When frantic parents arrive at the emergency room and report that their infant experienced a frightening combination of symptoms including a prolonged lapse in breathing, change in color or muscle tone, or coughing or gagging, clinicians likely will describe the episode as an apparent life-threatening event (ALTE). Yet, it can be a frustrating conclusion because often these symptoms have resolved by the time the patient arrives at the ER, and the clinician is left to discern the exact cause.
The most common underlying diagnoses related to ALTEs are gastroesophageal reflux and upper respiratory illness. Clinicians also consider cardiac causes, but no standardized method is used to evaluate patients with ALTEs, especially with regard to electrocardiograms (ECGs) as a diagnostic tool. An ECG measures a heart’s electrical activity and generates a graphic representation, or tracing, that can indicate heart-related conditions.
A study team of physicians from The Children’s Hospital of Philadelphia’s Department of Pediatrics and Cardiac Center wanted to determine the prevalence of cardiac diagnoses in children who present with ALTEs and how often ECGs are used.
“This is the largest study of its kind and the first multicenter study looking into the evaluation of cardiac etiologies of ALTEs,” said Matthew D. Elias, MD, a CHOP pediatric cardiology fellow physician. “Hopefully it will contribute to the knowledge base of those providing for patients with ALTEs of what their institutions are using as a diagnostic workup for these patients and what other institutions are doing.”
Dr. Elias conducted the study with V. Ramesh Iyer, MD, MRCP, an attending electrophysiologist, and Meryl S. Cohen, MD, an attending cardiologist and director of the echocardiography laboratory.

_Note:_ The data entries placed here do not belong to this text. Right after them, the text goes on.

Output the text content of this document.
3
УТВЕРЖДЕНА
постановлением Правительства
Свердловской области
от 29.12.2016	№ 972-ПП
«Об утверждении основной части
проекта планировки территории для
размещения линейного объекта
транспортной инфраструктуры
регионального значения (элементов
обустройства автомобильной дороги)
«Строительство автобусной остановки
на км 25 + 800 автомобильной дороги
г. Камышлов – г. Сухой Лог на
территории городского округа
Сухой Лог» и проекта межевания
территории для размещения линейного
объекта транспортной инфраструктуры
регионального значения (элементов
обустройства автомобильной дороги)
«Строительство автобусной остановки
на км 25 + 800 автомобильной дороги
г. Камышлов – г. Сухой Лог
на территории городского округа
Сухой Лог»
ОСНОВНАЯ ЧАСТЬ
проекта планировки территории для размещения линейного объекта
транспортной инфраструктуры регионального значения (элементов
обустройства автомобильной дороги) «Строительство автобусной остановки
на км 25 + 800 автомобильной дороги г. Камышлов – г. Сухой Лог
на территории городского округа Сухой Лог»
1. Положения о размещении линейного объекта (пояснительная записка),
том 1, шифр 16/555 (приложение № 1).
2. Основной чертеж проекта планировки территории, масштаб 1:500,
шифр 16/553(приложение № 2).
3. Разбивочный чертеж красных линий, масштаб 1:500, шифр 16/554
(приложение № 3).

They reported their findings in the April issue of Pediatric Emergency Care.
The study team analyzed data from the Pediatric Health Information System database and found that ALTEs are relatively common, accounting for 2,179 hospital encounters at 43 children’s hospitals during a 15-month period from 2009 until 2010. Their analysis showed that 16 percent of these patients (355) had a cardiac diagnosis; however, due to the database’s limitations, the study team could not determine that cardiac pathology was related to the ALTEs.
The study’s main finding was that the hospitals had a wide range in the use of diagnostic ECGs, which highlights the absence of a systematic approach to ALTEs.
“Some hospitals almost never ordered an ECG, and others almost 100 percent of the time ordered an ECG,” Dr. Elias said. “On average, ECGs were ordered 43 percent of the time.”
When the study team looked deeper into the demographic information to determine any reasons why some patients with ALTEs would receive an ECG and some would not, the one statistically significant finding was that those patients who were older at presentation were more likely to have an ECG ordered.
“ALTEs typically present within the first three months of life, and if a patient were to present later on at several months of age, we think that those providing for the patients might expand their differential diagnosis and start suspecting a possibility of a cardiac disease,” Dr. Elias said.
This study raises a larger question for future research of whether or not ECGs could be helpful as a screening tool to detect or rule out particular cardiac diagnoses for patients with ALTEs.